Je ne vous cacherai point cependant, que si le sens profond des querelles spéculatives et des polémiques même littéraires, était recherché, poursuivi dans les cœurs par une analyse assez acharnée, il n’y a pas de doute que l’on trouverait à la racine de nos opinions et de nos thèses favorites, je ne sais quel principe de décisions implacables, je ne sais quelle obscure et aveugle volonté d’avoir raison par extermination de l’adversaire.
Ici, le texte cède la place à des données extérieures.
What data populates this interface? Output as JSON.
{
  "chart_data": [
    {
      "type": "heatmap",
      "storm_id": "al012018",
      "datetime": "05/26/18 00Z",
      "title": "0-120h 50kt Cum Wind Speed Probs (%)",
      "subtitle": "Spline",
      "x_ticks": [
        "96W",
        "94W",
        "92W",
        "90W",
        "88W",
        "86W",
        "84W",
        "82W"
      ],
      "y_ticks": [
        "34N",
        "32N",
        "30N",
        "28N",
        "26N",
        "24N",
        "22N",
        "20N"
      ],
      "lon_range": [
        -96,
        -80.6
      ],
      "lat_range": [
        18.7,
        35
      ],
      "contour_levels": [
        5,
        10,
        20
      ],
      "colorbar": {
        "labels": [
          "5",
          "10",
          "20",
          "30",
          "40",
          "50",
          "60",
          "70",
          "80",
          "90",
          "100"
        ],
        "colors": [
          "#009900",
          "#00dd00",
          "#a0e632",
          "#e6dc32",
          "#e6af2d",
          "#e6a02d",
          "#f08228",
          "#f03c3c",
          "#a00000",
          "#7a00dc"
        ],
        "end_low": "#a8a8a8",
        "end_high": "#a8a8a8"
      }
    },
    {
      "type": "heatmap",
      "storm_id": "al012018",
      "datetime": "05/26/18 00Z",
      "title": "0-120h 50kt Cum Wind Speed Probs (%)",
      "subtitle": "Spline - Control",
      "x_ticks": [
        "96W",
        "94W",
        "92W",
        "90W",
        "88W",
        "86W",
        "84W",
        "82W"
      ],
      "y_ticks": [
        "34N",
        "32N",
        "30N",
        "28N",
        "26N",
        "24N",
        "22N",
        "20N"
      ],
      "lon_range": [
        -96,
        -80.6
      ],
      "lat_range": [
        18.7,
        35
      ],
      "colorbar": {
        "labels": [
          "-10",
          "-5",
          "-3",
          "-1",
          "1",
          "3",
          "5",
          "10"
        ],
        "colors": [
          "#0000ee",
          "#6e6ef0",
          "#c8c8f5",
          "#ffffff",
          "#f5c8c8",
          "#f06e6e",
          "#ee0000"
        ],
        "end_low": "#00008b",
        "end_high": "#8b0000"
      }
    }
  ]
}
Les convictions sont naïvement et secrètement meurtrières.

Vous avez donc vu, par le rapprochement de citations et de formules précises, comment de différents esprits, procédant de mêmes données, exerçant leurs vertus critiques et leurs talents d’organisation imaginative sur les mêmes documents, — et d’ailleurs animés, (je l’espère), d’un désir identique de rejoindre le vrai, — toutefois se divisent, s’opposent, se repoussent, à peu près aussi violemment que des factions politiques.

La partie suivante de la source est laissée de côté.